Para a imprensa, a delegada plantonista da Depac (Delegacia de Pronto Atendimento Comunitário) Cepol, Joilce Ramos, a jovem chegou por volta das 13h, com vomito, tontura e demorou para entrar na sala de triagem.
Em depoimento, o marido da vítima contou a delegada que após a triagem ela voltou para o saguão onde estava, mas sua pressão era de 7/4 e nem um medicamento foi ministrado para amenizar o estado de saúde de Marcelly.
“Ela foi piorando. Sabemos que uma pressão 7/4 não mata a tendência é piorar o estado de saúde, ainda mais em uma pessoa que já não estava bem, sem alimentação e vomitando. Nesse caso, se a pessoa não for medicada ela vai realmente ter uma piora considerável. Iremos verificar a questão da classificação do caso, que segundo o marido da vítima seria amarela, mas essa não é de atendimento de urgência, a pessoa tem que aguardar. Tudo isso vai ser verificado”, destacou.
Ainda em sua fala, Joilce esclareceu que a Marcelly não chegou a receber atendimento médico logo após a triagem. A vítima precisou, conforme as declarações do marido, esperar duas horas para ser ‘vista’ por um médico. A ajuda veio apenas quando o homem procurou por ajuda.
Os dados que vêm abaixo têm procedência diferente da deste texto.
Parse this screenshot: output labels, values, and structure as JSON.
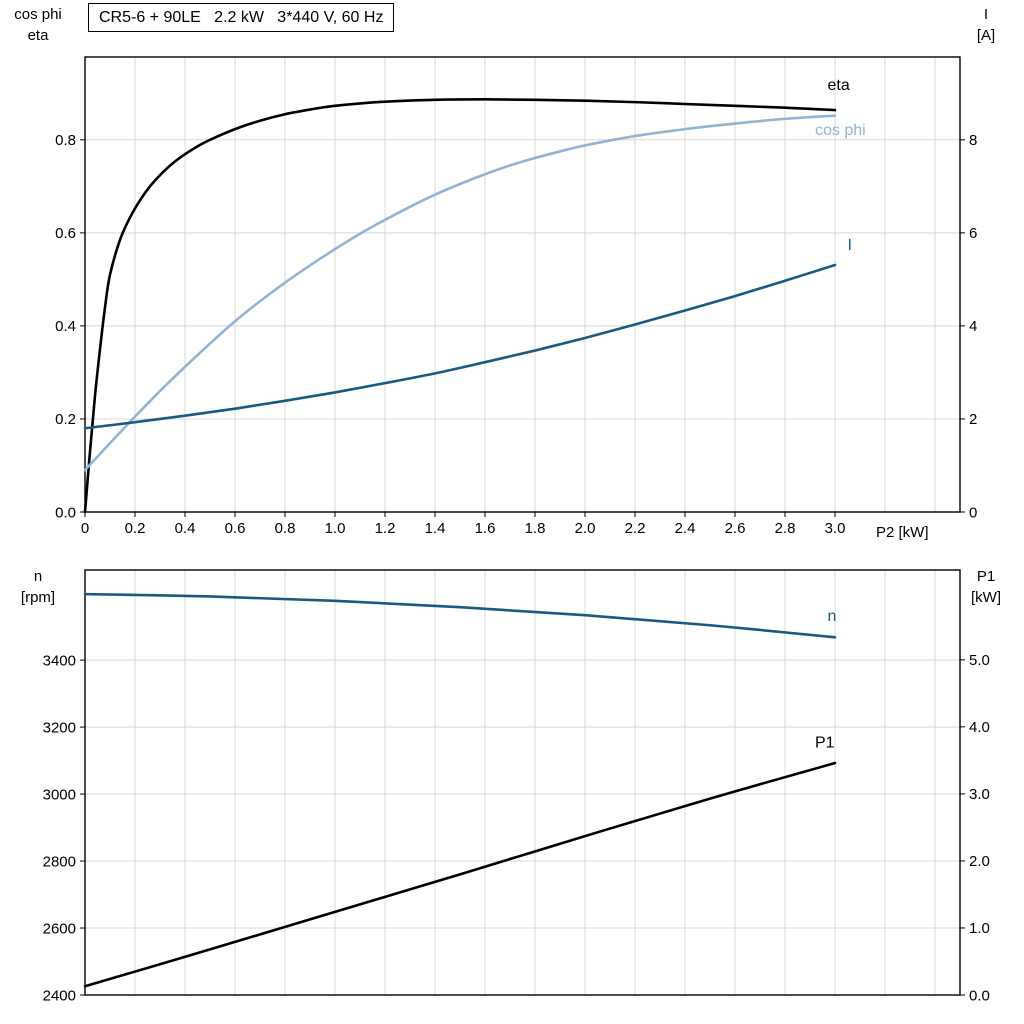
{
  "title_box": "CR5-6 + 90LE   2.2 kW   3*440 V, 60 Hz",
  "colors": {
    "grid": "#d8d8d8",
    "axis": "#000000",
    "background": "#ffffff",
    "black_curve": "#000000",
    "dark_blue": "#1a5a80",
    "light_blue": "#94b3d0"
  },
  "chart_data": [
    {
      "type": "line",
      "x_axis": {
        "label": "P2 [kW]",
        "range": [
          0,
          3.5
        ],
        "grid_step": 0.2,
        "ticks": [
          0,
          0.2,
          0.4,
          0.6,
          0.8,
          1.0,
          1.2,
          1.4,
          1.6,
          1.8,
          2.0,
          2.2,
          2.4,
          2.6,
          2.8,
          3.0
        ],
        "tick_labels": [
          "0",
          "0.2",
          "0.4",
          "0.6",
          "0.8",
          "1.0",
          "1.2",
          "1.4",
          "1.6",
          "1.8",
          "2.0",
          "2.2",
          "2.4",
          "2.6",
          "2.8",
          "3.0"
        ],
        "show_tick_labels": true
      },
      "y_left": {
        "title_lines": [
          "cos phi",
          "eta"
        ],
        "range": [
          0,
          0.978
        ],
        "ticks": [
          0,
          0.2,
          0.4,
          0.6,
          0.8
        ],
        "tick_labels": [
          "0.0",
          "0.2",
          "0.4",
          "0.6",
          "0.8"
        ]
      },
      "y_right": {
        "title_lines": [
          "I",
          "[A]"
        ],
        "range": [
          0,
          9.78
        ],
        "ticks": [
          0,
          2,
          4,
          6,
          8
        ],
        "tick_labels": [
          "0",
          "2",
          "4",
          "6",
          "8"
        ]
      },
      "series": [
        {
          "name": "eta",
          "axis": "left",
          "color": "#000000",
          "width": 2.6,
          "label": {
            "text": "eta",
            "x": 2.97,
            "y": 0.907,
            "anchor": "start"
          },
          "points": [
            [
              0,
              0
            ],
            [
              0.02,
              0.13
            ],
            [
              0.04,
              0.25
            ],
            [
              0.06,
              0.35
            ],
            [
              0.08,
              0.44
            ],
            [
              0.1,
              0.51
            ],
            [
              0.14,
              0.585
            ],
            [
              0.18,
              0.633
            ],
            [
              0.22,
              0.67
            ],
            [
              0.26,
              0.7
            ],
            [
              0.3,
              0.724
            ],
            [
              0.35,
              0.749
            ],
            [
              0.4,
              0.769
            ],
            [
              0.45,
              0.786
            ],
            [
              0.5,
              0.8
            ],
            [
              0.6,
              0.823
            ],
            [
              0.7,
              0.841
            ],
            [
              0.8,
              0.855
            ],
            [
              0.9,
              0.865
            ],
            [
              1,
              0.873
            ],
            [
              1.2,
              0.882
            ],
            [
              1.4,
              0.886
            ],
            [
              1.6,
              0.887
            ],
            [
              1.8,
              0.886
            ],
            [
              2,
              0.884
            ],
            [
              2.2,
              0.881
            ],
            [
              2.4,
              0.877
            ],
            [
              2.6,
              0.873
            ],
            [
              2.8,
              0.869
            ],
            [
              3,
              0.864
            ]
          ]
        },
        {
          "name": "cos phi",
          "axis": "left",
          "color": "#94b3d0",
          "width": 2.6,
          "label": {
            "text": "cos phi",
            "x": 2.92,
            "y": 0.81,
            "anchor": "start"
          },
          "points": [
            [
              0,
              0.09
            ],
            [
              0.1,
              0.148
            ],
            [
              0.2,
              0.205
            ],
            [
              0.3,
              0.26
            ],
            [
              0.4,
              0.312
            ],
            [
              0.5,
              0.362
            ],
            [
              0.6,
              0.41
            ],
            [
              0.7,
              0.453
            ],
            [
              0.8,
              0.493
            ],
            [
              0.9,
              0.53
            ],
            [
              1,
              0.565
            ],
            [
              1.1,
              0.598
            ],
            [
              1.2,
              0.628
            ],
            [
              1.3,
              0.656
            ],
            [
              1.4,
              0.682
            ],
            [
              1.5,
              0.705
            ],
            [
              1.6,
              0.726
            ],
            [
              1.7,
              0.745
            ],
            [
              1.8,
              0.761
            ],
            [
              1.9,
              0.775
            ],
            [
              2,
              0.788
            ],
            [
              2.2,
              0.808
            ],
            [
              2.4,
              0.823
            ],
            [
              2.6,
              0.835
            ],
            [
              2.8,
              0.845
            ],
            [
              3,
              0.852
            ]
          ]
        },
        {
          "name": "I",
          "axis": "right",
          "color": "#1a5a80",
          "width": 2.6,
          "label": {
            "text": "I",
            "x": 3.05,
            "y": 5.63,
            "anchor": "start"
          },
          "points": [
            [
              0,
              1.8
            ],
            [
              0.2,
              1.93
            ],
            [
              0.4,
              2.07
            ],
            [
              0.6,
              2.22
            ],
            [
              0.8,
              2.39
            ],
            [
              1,
              2.57
            ],
            [
              1.2,
              2.77
            ],
            [
              1.4,
              2.98
            ],
            [
              1.6,
              3.22
            ],
            [
              1.8,
              3.47
            ],
            [
              2,
              3.74
            ],
            [
              2.2,
              4.03
            ],
            [
              2.4,
              4.33
            ],
            [
              2.6,
              4.64
            ],
            [
              2.8,
              4.97
            ],
            [
              3,
              5.31
            ]
          ]
        }
      ]
    },
    {
      "type": "line",
      "x_axis": {
        "label": "",
        "range": [
          0,
          3.5
        ],
        "grid_step": 0.2,
        "ticks": [],
        "tick_labels": [],
        "show_tick_labels": false
      },
      "y_left": {
        "title_lines": [
          "n",
          "[rpm]"
        ],
        "range": [
          2400,
          3669
        ],
        "ticks": [
          2400,
          2600,
          2800,
          3000,
          3200,
          3400
        ],
        "tick_labels": [
          "2400",
          "2600",
          "2800",
          "3000",
          "3200",
          "3400"
        ]
      },
      "y_right": {
        "title_lines": [
          "P1",
          "[kW]"
        ],
        "range": [
          0,
          6.34
        ],
        "ticks": [
          0,
          1,
          2,
          3,
          4,
          5
        ],
        "tick_labels": [
          "0.0",
          "1.0",
          "2.0",
          "3.0",
          "4.0",
          "5.0"
        ]
      },
      "series": [
        {
          "name": "n",
          "axis": "left",
          "color": "#1a5a80",
          "width": 2.6,
          "label": {
            "text": "n",
            "x": 2.97,
            "y": 3516,
            "anchor": "start"
          },
          "points": [
            [
              0,
              3597
            ],
            [
              0.5,
              3590
            ],
            [
              1,
              3577
            ],
            [
              1.5,
              3558
            ],
            [
              2,
              3534
            ],
            [
              2.5,
              3504
            ],
            [
              3,
              3468
            ]
          ]
        },
        {
          "name": "P1",
          "axis": "right",
          "color": "#000000",
          "width": 2.6,
          "label": {
            "text": "P1",
            "x": 2.92,
            "y": 3.69,
            "anchor": "start"
          },
          "points": [
            [
              0,
              0.13
            ],
            [
              0.5,
              0.68
            ],
            [
              1,
              1.24
            ],
            [
              1.5,
              1.8
            ],
            [
              2,
              2.37
            ],
            [
              2.5,
              2.93
            ],
            [
              3,
              3.46
            ]
          ]
        }
      ]
    }
  ]
}
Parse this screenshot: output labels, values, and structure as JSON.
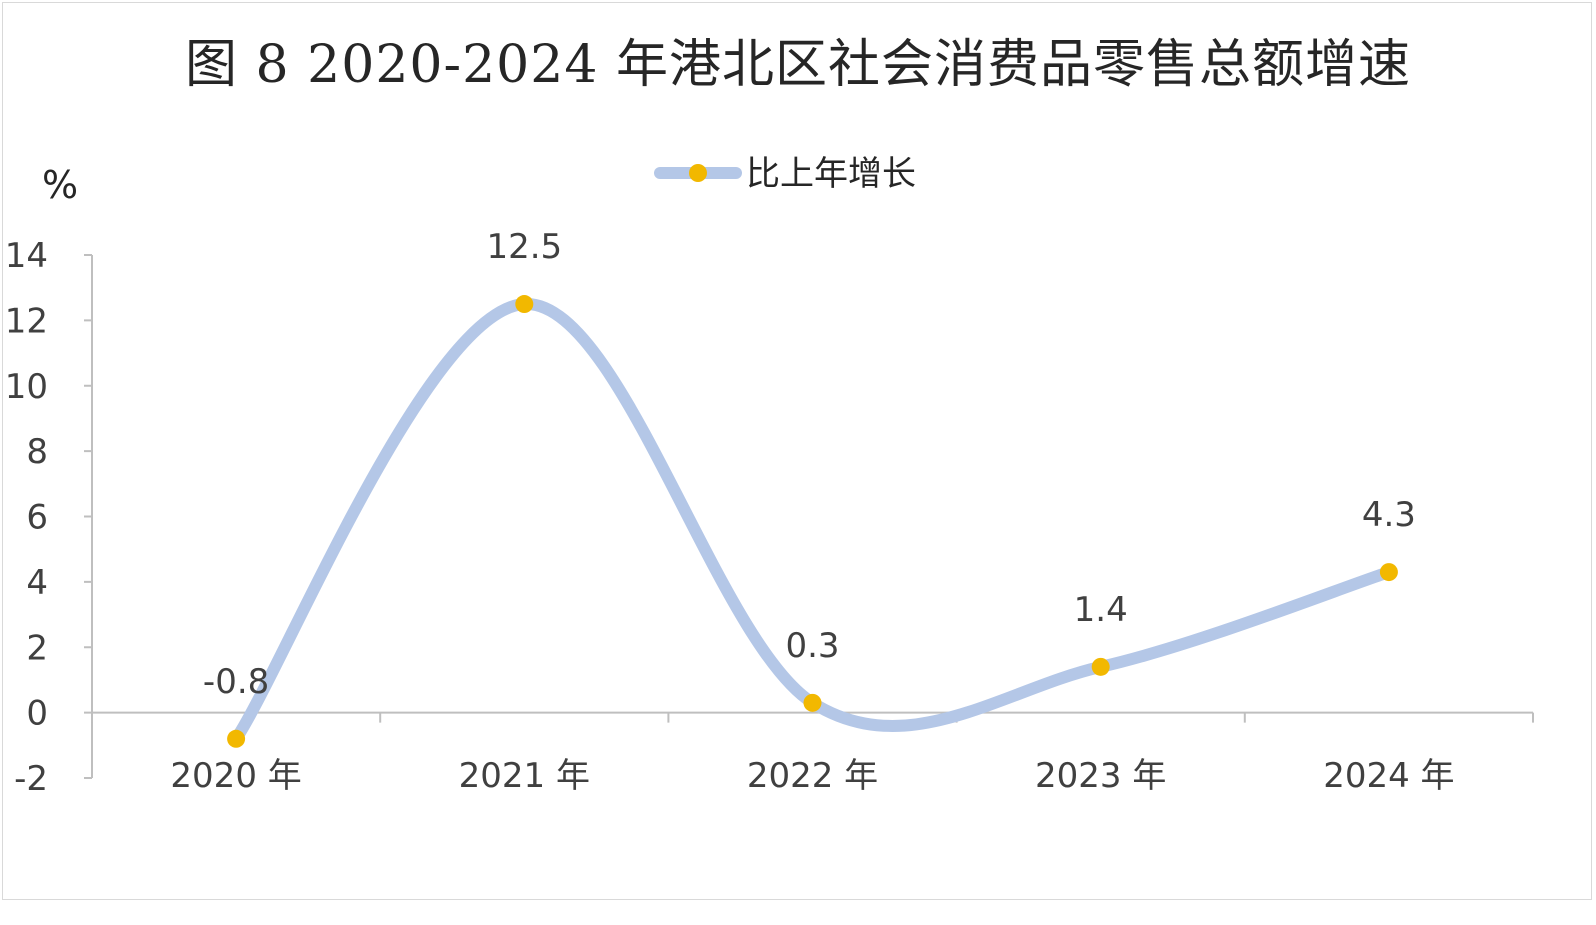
{
  "chart_data": {
    "type": "line",
    "title": "图 8  2020-2024 年港北区社会消费品零售总额增速",
    "ylabel": "%",
    "categories": [
      "2020 年",
      "2021 年",
      "2022 年",
      "2023 年",
      "2024 年"
    ],
    "series": [
      {
        "name": "比上年增长",
        "values": [
          -0.8,
          12.5,
          0.3,
          1.4,
          4.3
        ]
      }
    ],
    "data_labels": [
      "-0.8",
      "12.5",
      "0.3",
      "1.4",
      "4.3"
    ],
    "ylim": [
      -2,
      14
    ],
    "yticks": [
      -2,
      0,
      2,
      4,
      6,
      8,
      10,
      12,
      14
    ],
    "smooth": true,
    "grid": false,
    "legend_position": "top",
    "colors": {
      "line": "#b4c7e7",
      "marker": "#f2b800",
      "axis": "#bfbfbf"
    }
  }
}
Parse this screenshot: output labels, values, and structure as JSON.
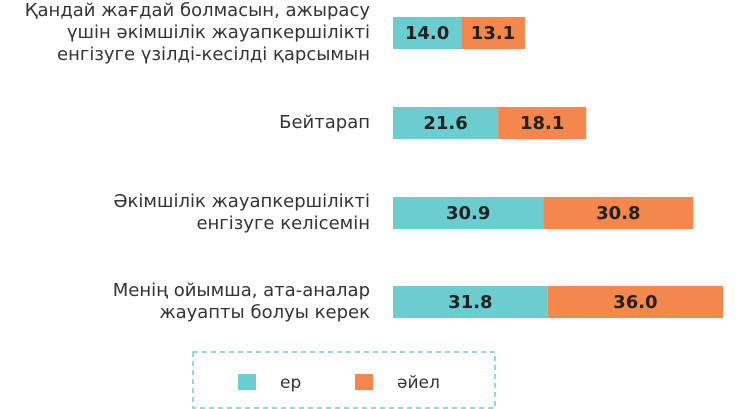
{
  "chart_data": {
    "type": "stacked-bar-horizontal",
    "categories": [
      "Қандай жағдай болмасын, ажырасу\nүшін әкімшілік жауапкершілікті\nенгізуге үзілді-кесілді қарсымын",
      "Бейтарап",
      "Әкімшілік жауапкершілікті\nенгізуге келісемін",
      "Менің ойымша, ата-аналар\nжауапты болуы керек"
    ],
    "series": [
      {
        "name": "ер",
        "color": "#6ccdd1",
        "values": [
          14.0,
          21.6,
          30.9,
          31.8
        ],
        "value_labels": [
          "14.0",
          "21.6",
          "30.9",
          "31.8"
        ]
      },
      {
        "name": "әйел",
        "color": "#f4874b",
        "values": [
          13.1,
          18.1,
          30.8,
          36.0
        ],
        "value_labels": [
          "13.1",
          "18.1",
          "30.8",
          "36.0"
        ]
      }
    ],
    "legend": "bottom"
  }
}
Depois disso, a mulher foi recolhida para uma sala onde seu acompanhante não sabe o que teria acontecido. Ele ficou no saguão aguardando por mais duas horas, momento em que bateu na porta do consultório e foi informado sobre a morte da companheira. Por conta do nervosismo no momento, o homem precisou ser segurado pela irmã da vítima, pois ele queria bater no médico. Com medo, o trabalhador correu e se trancou em uma sala.
Ainda hoje, as equipes do IML (Instituto Médico Legal) irão constatar a causa do óbito da vítima. Uma parte de cada órgão de Marcelly será retirada para a investigação. Pacientes que estavam no local e a equipe médica serão ouvidas.
A Polícia Civil investiga se ouve negligência médica no caso, por imprudência, devido às declarações que apontem a demora no atendimento. Caso seja comprovado, ele pode ser condenado.
O caso está sendo investigado como morte a esclarecer.